In 1926 she commenced her career in international labour welfare and reform in the industrial department of the National Committee of the Young Women's Christian Association of China.
Here she worked towards the improvement of industrial conditions, particularly for women and child factory workers, becoming Chief of the Industrial and Social Division of Shanghai Municipal Council from 1933 to 1942.
She was appointed to the International Labour Organisation in Montreal, serving as Special Consultant on Asian Questions in 1942.
In 1944 Eleanor was appointed the British representative on the Far Eastern Sub-Committee of the United Nations Relief and Rehabilitation Association's technical committee.
At this time, Australians were classed as British citizens. Later, she joined the Foreign Office as British Liaison Officer for UN activities in the Far East. Eleanor was appointed to the Order of the British Empire in 1950.

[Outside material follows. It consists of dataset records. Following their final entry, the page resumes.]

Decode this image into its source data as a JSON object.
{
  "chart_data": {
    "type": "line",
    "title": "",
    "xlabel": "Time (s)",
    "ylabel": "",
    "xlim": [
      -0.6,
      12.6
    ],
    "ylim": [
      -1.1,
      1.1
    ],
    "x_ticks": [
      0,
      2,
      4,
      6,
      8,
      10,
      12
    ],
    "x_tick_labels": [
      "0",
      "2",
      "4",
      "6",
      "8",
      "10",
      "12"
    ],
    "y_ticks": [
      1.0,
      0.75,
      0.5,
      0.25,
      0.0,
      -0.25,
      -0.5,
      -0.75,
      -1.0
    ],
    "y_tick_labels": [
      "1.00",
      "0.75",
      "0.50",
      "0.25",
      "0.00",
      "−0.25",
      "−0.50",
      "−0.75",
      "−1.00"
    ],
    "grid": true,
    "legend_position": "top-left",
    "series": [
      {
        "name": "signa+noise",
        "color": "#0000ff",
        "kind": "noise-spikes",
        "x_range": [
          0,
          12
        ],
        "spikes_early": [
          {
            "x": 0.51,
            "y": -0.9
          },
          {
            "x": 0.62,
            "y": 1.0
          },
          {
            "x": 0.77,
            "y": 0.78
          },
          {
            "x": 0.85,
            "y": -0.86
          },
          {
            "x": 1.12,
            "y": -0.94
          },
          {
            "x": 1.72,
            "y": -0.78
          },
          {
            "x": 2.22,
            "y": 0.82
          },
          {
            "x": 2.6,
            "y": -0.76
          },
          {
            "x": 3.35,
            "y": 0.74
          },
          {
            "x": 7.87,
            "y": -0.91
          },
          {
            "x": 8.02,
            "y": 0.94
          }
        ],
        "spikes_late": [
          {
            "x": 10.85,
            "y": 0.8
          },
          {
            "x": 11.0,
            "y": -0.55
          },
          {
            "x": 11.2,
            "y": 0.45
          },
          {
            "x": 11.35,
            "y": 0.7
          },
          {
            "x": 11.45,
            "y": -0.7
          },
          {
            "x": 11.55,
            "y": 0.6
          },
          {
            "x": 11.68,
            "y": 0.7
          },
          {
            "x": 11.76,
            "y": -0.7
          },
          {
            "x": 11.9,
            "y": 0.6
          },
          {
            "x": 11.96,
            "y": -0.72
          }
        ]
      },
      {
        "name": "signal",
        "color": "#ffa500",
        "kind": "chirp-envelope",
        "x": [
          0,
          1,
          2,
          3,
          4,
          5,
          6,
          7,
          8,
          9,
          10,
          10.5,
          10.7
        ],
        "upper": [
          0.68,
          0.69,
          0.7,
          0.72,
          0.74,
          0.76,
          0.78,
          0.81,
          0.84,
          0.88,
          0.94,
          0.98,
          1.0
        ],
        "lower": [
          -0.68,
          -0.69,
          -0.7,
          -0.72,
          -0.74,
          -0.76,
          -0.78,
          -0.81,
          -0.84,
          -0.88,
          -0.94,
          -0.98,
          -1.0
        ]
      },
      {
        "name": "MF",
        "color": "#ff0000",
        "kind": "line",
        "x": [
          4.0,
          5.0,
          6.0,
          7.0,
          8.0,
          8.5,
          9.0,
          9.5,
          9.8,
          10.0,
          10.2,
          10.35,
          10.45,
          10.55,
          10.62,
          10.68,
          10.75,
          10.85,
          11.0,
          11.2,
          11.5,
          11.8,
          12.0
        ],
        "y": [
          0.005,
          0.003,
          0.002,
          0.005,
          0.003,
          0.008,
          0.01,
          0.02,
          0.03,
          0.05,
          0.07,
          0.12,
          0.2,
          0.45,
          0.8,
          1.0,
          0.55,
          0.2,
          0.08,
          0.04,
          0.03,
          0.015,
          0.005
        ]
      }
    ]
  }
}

In August 1951 she became Chief of the Project Planning Division, Technical Assistance Administration of the United Nations, and she was appointed Chief of the Office for Asia and the Far East from 1953 to 1955.
In 1956 she administered the UN programme of technical assistance for Latin America, joining the UN Statistical Office.
She organised and administered a special programme of assistance to Asian governments in 1957.
Eleanor Hinder died on 10 April 1963 in San Francisco, en route to the UN to take up another short-term appointment.
Robert and Eleanor were invested into the Maitland Hall of Fame in 2017 and 2016 respectively.
One made a major contribution to Maitland, the other on the international stage.